On the mountain with pilgrims

By Jayshri Patel
Kham Sina has visited the temples of Angkor countless times, that is his job as a guide.
As he led my travel partner and me down twisting path of Bakheng Mountain–upon which Phnom Bakheng sits as the oldest Hindu temple in Cambodia–Sina explained that he visits the temples for his own reasons only during the full moon or festival times.
Today, Cambodians celebrated the Water Festival outside Angkor Tohm. And many came. Riding in our tuk-tuk toward Bahkeng Mountain, we passed hundreds lounging by the roadside, enjoying clams, snails, bread. Tractors and vans, filled beyond the passenger capacity, whipped up clouds of dust as they chugged toward the temple. Walking toward the base of the mountain, I saw people dozing under the sun; they looked exhausted yet reposed, and I found out why after we trekked up the mountain.

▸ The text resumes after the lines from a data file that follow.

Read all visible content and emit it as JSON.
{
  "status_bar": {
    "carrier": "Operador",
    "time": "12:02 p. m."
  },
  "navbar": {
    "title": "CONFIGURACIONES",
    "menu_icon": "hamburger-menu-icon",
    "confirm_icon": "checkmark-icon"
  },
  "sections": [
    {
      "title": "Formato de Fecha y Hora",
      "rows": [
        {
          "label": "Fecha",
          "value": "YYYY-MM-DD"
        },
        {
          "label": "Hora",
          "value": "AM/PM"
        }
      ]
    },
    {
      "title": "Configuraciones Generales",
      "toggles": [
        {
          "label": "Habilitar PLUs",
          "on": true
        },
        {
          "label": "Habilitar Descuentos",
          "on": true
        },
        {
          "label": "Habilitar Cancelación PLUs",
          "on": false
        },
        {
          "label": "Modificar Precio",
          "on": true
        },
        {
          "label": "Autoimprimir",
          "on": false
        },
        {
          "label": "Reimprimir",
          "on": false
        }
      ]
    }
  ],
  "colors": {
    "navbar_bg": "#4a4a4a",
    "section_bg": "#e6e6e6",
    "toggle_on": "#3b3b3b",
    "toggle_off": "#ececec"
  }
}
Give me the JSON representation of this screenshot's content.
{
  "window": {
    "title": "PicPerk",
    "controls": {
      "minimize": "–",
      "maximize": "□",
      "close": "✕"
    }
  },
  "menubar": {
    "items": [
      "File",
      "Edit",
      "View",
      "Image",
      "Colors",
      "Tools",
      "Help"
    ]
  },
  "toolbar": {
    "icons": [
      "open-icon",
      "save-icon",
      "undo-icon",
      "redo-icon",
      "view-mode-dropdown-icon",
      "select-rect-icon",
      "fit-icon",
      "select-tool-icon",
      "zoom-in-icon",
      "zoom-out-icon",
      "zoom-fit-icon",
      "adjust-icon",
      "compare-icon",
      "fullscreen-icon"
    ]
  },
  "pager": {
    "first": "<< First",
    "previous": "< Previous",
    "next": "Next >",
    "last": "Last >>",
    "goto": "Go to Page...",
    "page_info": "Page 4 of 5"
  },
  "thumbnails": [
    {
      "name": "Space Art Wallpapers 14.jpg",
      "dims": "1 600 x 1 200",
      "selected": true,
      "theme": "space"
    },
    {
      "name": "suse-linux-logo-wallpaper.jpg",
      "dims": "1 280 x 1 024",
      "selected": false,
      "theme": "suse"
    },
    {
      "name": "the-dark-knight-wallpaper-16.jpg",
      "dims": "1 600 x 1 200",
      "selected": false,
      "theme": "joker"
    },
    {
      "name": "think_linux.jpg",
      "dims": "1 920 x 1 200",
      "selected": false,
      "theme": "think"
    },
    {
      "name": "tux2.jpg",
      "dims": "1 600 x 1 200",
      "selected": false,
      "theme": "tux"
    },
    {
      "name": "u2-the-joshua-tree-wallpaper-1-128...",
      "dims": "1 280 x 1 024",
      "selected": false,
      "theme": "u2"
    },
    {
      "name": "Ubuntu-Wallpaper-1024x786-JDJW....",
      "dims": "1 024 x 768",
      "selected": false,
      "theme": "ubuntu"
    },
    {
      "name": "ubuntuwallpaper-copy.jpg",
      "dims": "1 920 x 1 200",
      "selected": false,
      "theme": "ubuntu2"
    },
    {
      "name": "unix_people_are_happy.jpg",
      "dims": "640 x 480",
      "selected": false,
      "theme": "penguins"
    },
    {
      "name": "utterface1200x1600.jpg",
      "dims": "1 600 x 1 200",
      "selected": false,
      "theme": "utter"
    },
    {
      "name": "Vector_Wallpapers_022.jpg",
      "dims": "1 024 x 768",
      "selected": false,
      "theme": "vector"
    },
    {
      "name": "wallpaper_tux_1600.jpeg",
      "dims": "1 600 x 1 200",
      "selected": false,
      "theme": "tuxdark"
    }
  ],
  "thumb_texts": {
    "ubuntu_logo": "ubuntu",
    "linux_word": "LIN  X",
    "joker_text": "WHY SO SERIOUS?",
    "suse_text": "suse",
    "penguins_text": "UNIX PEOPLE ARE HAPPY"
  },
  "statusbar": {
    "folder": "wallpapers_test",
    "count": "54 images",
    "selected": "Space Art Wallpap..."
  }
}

These people had made a pilgrimage to Phnom Bakheng, they had climbed an exceedingly steep incline to pray around the footprint of Buddha imprinted atop the mountain. Sina nonchalantly explained that the pilgrims prayed for the future; they prayed for the monsoon to bring abundant rains to their fields–hence, Water Festival.
What Sina implied was that the people believed that the future was out of their hands. While celebrating the Water Festival, the people were thanking Buddha for today’s blessings and asking for tomorrow’s.